Sunday, August 16, 2009

Ever Notice?

Ever notice how much advertising in food & drink is pushed at us?? It's totally riducules!! Try fasting for 12 hrs & watching tv or listening to the radio, or even reading a magazine, it's there, all over every other page, or every other commercial.

Day 17 here on optifast. Yesterday was a good day, spent it walking at the Mint Festival & had 2 walk briskly past the 'kettle corn' stand. We didn't even pass thru the food vendors section (which secretly I was greatful for, becuz summertime is just not summer w/out a brat & onions/green peppers.) Instead the fam opted for Burger King, where once seated I popped out my magic elixir in the flavor of chocolate & shook it up & drank it. I wasn't phased by the burgers or fries, or the sip sip of soda being sucked from an almost empty cup. Annoying as it sounded. Got home w/ the kids and we took a long walk around the city. I felt great.

Today there was a sushi issue. Ugh. I love sushi. It was there, I eyed it. I walked away. Raw fish & rice, what could it hurt right? It stayed there for someone else to buy.

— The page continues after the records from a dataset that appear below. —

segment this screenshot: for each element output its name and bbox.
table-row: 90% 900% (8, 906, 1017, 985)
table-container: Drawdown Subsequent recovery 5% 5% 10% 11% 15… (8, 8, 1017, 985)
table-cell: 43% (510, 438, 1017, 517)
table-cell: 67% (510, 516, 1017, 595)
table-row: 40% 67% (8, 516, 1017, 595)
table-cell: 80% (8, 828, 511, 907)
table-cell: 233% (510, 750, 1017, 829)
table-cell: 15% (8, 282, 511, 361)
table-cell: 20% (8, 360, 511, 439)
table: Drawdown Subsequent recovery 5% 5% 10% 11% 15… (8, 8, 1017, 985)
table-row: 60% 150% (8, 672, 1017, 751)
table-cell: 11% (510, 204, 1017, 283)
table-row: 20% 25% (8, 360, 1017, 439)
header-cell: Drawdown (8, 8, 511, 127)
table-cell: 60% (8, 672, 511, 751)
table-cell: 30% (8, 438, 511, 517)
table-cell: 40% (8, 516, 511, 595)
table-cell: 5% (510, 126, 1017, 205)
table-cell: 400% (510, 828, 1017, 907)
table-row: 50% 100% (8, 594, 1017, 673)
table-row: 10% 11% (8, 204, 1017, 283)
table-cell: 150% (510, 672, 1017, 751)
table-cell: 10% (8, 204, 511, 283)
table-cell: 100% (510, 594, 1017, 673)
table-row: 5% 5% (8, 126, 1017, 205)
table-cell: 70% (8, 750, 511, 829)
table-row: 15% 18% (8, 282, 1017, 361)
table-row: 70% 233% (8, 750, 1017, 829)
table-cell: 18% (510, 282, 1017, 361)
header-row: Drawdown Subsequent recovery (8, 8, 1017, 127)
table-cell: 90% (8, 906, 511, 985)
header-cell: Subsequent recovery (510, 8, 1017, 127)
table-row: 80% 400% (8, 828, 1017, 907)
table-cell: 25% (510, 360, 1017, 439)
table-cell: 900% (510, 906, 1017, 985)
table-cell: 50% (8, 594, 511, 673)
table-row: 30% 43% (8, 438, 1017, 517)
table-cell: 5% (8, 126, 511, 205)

Sushi is sushi...whenever I've had it, it's nice to have a few times a year, but its an aquired taste & even liking it I wouldn't want it all the time or more than a few times every few months. I like cooked oysters on the half shell, but feel the same way about that.

Had my spiritualism class today. Well it wasn't 'class-class'. There were only 4 of us who met, but we all agreed that we need to keep some sort of connection going instead of going so long inbetween classes. So we took it off the cuff. It was nice. We had a drum meditation, which was interesting & relaxing at the same time. Afterwards I went over by the casino to see if the Zibiwing Center/Museum was open, of course, my luck, it wasn't. Just wanted to browse a bit & maybe see if they had any hand drums for sale in the gift shop. It rained on my way home. Hard fast cleansing rain. Then it rolled on past & the hot muggy air resumed. Got back to the fams house to pick up the kids & they were eating pizza. Nice. I was starving. I drank my water & read a magazine. Yeah...there they were, all the food adds, or drink this, taste that! After awhile did you know when you deprive yourself of certain things, they don't even appeal to you? Not everything of course. And I guess it's prolly different for everyone. But I thought I would struggle w/ not having Mt Dew. No craving. None whatsoever. Weird huh?

I have a week and a half til my surgery. I'm anxious. I want everything to go smoothly & the transition after to go smoothly as well. My preop appt is this coming thursday & after is support group/class. I haven't quite got my support people in place or figured out how things will work after, but I have faith it will work out. I hate having to rely on others to help out in any way. But I know that we all NEED people at different times, I'm just so used to helping others that it's hard for me to accept help when I truly am in need. Go figure.